Anyhow, on to the main event... similar to Mr. pfuhli here (http://communities.vmware.com/thread/135962), I like the idea of weekly/monthly reporting for my overlords. In part this is motivated by showing how clever I am, but more technically it's to do with capacity planning and such like. It would be great to have a weekly mail that stated something like:
a) x new VMs have been created in the last week (followed by list of names)
b) This adds to y VMs that have been created in the past 4 weeks (or calendar month, or whatever, obvsiouly same mechanism as "a)")
c) z VMs have not been turned on for over 12 weeks, and decommissioing should be considered.

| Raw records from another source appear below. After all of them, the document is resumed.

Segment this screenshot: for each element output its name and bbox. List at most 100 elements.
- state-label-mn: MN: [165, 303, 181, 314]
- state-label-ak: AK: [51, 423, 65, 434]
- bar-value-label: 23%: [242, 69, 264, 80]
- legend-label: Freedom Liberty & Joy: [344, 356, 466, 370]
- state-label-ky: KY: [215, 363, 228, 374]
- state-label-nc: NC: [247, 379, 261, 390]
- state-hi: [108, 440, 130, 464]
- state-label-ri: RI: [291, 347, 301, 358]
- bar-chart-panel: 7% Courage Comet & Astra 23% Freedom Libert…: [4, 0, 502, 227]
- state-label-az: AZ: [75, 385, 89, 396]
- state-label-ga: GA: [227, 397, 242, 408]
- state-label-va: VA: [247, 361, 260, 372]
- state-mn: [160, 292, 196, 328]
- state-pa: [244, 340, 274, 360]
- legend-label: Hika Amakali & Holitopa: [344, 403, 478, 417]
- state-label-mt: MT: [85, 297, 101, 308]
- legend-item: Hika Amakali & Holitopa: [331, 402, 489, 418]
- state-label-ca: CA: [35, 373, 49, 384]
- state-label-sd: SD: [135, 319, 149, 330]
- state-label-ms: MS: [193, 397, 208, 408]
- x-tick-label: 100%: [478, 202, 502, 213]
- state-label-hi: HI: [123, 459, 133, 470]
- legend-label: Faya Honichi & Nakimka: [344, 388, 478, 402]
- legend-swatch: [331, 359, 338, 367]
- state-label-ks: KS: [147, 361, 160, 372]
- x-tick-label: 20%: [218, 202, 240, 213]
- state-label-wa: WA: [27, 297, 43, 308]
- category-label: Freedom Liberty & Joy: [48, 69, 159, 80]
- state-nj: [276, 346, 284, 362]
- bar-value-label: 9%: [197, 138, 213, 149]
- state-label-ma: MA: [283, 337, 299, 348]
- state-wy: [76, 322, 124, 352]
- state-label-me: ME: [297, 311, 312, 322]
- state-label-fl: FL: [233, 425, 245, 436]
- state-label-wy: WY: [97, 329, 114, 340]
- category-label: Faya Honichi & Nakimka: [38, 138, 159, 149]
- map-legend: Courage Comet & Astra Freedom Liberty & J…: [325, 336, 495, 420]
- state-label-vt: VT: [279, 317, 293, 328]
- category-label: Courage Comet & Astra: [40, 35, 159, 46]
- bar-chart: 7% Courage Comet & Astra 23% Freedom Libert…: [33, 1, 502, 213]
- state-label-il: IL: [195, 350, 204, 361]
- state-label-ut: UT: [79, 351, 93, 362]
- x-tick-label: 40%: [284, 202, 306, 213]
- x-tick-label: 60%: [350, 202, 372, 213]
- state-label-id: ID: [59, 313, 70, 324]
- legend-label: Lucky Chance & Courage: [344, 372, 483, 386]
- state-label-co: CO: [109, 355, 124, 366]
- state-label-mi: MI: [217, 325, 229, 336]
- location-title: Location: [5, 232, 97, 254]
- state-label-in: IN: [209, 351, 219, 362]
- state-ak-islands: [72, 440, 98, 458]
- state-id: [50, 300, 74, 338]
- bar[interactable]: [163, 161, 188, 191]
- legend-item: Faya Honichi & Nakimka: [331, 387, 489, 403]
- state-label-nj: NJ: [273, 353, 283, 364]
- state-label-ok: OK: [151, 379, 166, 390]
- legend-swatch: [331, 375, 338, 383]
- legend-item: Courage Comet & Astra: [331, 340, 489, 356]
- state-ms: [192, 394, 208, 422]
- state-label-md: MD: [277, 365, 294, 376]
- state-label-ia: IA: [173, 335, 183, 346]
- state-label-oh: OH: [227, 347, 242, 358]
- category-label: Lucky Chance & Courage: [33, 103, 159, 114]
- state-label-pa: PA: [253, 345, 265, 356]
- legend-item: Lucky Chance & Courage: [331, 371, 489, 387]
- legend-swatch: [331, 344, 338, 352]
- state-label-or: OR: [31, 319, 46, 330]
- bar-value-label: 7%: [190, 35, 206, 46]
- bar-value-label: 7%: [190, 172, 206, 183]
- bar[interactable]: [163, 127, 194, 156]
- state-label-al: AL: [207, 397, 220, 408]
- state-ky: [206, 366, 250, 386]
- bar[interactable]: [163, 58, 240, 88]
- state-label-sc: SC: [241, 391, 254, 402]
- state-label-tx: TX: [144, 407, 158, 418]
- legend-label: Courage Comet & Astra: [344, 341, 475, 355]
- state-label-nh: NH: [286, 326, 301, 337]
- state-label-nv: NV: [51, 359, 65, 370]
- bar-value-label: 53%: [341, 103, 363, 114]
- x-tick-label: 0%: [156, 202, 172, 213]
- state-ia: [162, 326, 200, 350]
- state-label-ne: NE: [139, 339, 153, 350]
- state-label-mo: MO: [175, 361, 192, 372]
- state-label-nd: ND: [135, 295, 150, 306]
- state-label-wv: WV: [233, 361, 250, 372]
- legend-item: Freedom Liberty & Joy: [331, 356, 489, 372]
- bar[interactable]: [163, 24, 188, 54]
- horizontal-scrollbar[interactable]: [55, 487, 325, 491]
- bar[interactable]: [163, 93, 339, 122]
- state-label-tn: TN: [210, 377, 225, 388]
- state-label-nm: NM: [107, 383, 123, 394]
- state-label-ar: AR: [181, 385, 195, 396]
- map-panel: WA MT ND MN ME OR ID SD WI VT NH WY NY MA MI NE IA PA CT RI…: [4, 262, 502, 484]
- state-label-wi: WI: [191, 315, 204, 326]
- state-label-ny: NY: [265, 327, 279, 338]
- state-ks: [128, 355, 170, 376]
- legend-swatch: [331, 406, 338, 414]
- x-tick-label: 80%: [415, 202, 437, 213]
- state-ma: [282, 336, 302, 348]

Now, while a snapshot seems to have a .created property, I can't see the same thing for a VM. Does it exist? If not, can we do something clever around the age of a .vmx file, or parse logs/VC events for a relevant entry around VM creation? Option c) may require ingenuity too, since we're essentially looking for something that's absent, or non-present...
Suggestions welcome.
Many thanks,
piglet
There don't seem to be properties that would allow one to calculate the age of a guest.
In the SDK the VirtualMachineConfigInfo has a property named " modified" but that only shows the last time the guest's configuration was changed.
The only alternative I can see is to use a CustomProperty (see ).
That would allow you to create for example a CustomProperty called "CreatedOn" with a date value.
Then it would be easy to run a script that gets the value, calculates the difference in number of days and puts the guest in the correct report.
Blog: lucd.info Twitter: @LucD22 Co-author PowerCLI Reference
Hi,
what do you think about using the created date of the VMX file and the last changed date of the first VMDK file?
Not a very good solution, but maybe one the could work.
Have you found a way to do this? I have been asked to provide this information and am not having any luck finding a solution.
Thanks
Mark
Hi Mark,
I ended up rooting about in the VC DB, and came up with the following syntax to run as a query:
select CREATE_TIME, USERNAME, VM_NAME, HOST_NAME, DATACENTER_NAME
from VPX_EVENT
Where EVENT_TYPE = 'vim.event.VmCreatedEvent' OR EVENT_TYPE = 'vim.event.VMClonedEvent' AND CREATE_TIME > '2007-06-01'
While this could be driven by PS, I ended up doing things more manually.
The requirement for the .vmclonedevent entries stems from the fact that a 'new' VM from the PoV of the DB seems to be one that has been manually created new, not pne imported from Converter nor cloned.
Hope this is of help.
piglet
When running against my DB, I received multiple creation dates for the same guest. I did verify this by having DRS vmotion a guest to another host within a cluster, re-ran the query, and after the vmition by DRS, that host had 2 seperate created entries on 2 seperate hosts.
Still hoping for a solution on this...
<bump>
Anyone find a solution to this? This would be really good information to have.
This can now be achieved using the get-vievent cmdlet as shown below where we get the last 5 days of VMs created and cloned:
Get-VIEvent -maxsamples 10000 -Start (Get-Date).AddDays(-5) | where {$_.Gettype().Name -eq "VmCreatedEvent" -or $_.Gettype().Name -eq "VmBeingClonedEvent"}
If you found this information useful, please consider awarding points for Correct or Helpful.
Alan Renouf
I am getting time out errors, is there a way to increase the time out?
thanks!
If most of your VMs are running Windows then you might find my post on historic reporting of VM creation date (actually OS install date) useful:
Get VMware VM creation date (kind of)
Will fairly easily give you a nice graph for your capacity planning/amusement/horror.